Die Polizei hatte im Treffpunkt der Aktionmasse auf die PRP gewacht

Polizei
Das Mobile Brigade Korps der papuanischen Regionalpolizei wachte gerade vor dem Wohnheim der Mimika Studenten in der SPG Waena Straße - Jubi/Hengky Yeimo

Jayapura, Jubi – Um die Aktionmasse, die in der papuanischen Volkspetition (PRP) beigetreten war, die einen Plan für die Demonstration mit Agenden des besonderen Autonomie Widerrufes, der DOB (die neue autonome Region) Ablehnung und der Veranstaltung des Referendums in Papua-Land veranstalten hatte, abzusichern. Der Sicherheitsapparat hatte die Anzahl der Treffpunkte von der PRP (die papuanische Volkspetition) Aktionmasse gegen 07.00 Uhr der papuanischen Zeit besucht.

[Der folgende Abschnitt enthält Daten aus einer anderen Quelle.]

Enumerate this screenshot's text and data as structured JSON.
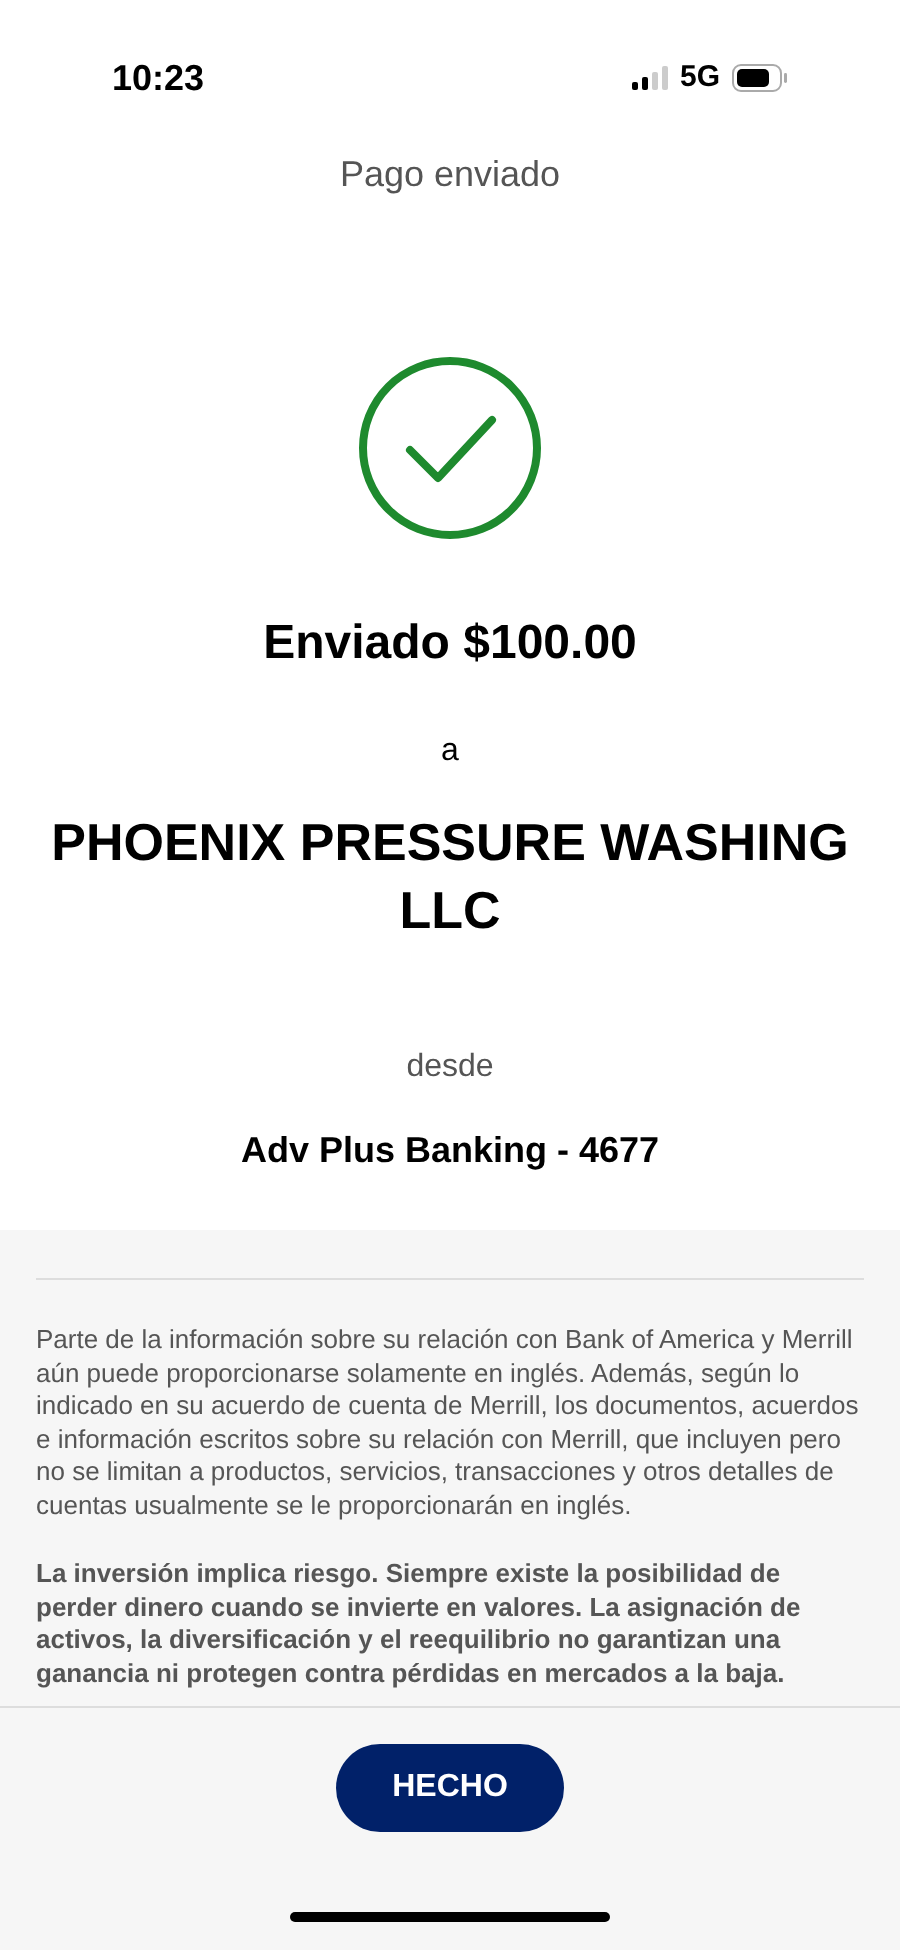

Die Polizei hatte in Abepura vor dem Mimika Wohnheim, der Waena Messe, der Nationalen Wohnsiedlung III und dem Uncen Abe Campus gewacht.

In der Messe bis um 07.35 Uhr der papuanischen Zeit gab es noch keine Aktionsmasse, die zum Treffpunkt für eine Aktion in der Messe tun ab stieg. Inzwischen hatte in der nationalen Wohnsiedlung III die Aktionmasse eine Rede um 07.00 Uhr der papuanischen Zeit gemacht.

Der Sprecher von der papuanischen Volkspetition (PRP) Jefri Wenda sagte, dass seine Seite immer noch auf die Straße gehen wurde, um die Aspiration für die Ablehnung des besonderen Autonomie Widerrufes zu überbringen, die DOB (neue autonome Region) abzulehnen und das Referendum im papuanischen Land zu veranstalten.

“Wir werden auf die Straße gehen. Der Sicherheitsapparat kann nicht repressiv gegenüber der Aktionmasse sein, weil sie ihre Aspirationen zum DPRP (Papuanisches Parlament) überbringen wollen. So soll die Polizei diese Aktion im Dienst zu eskortieren,” sagte er.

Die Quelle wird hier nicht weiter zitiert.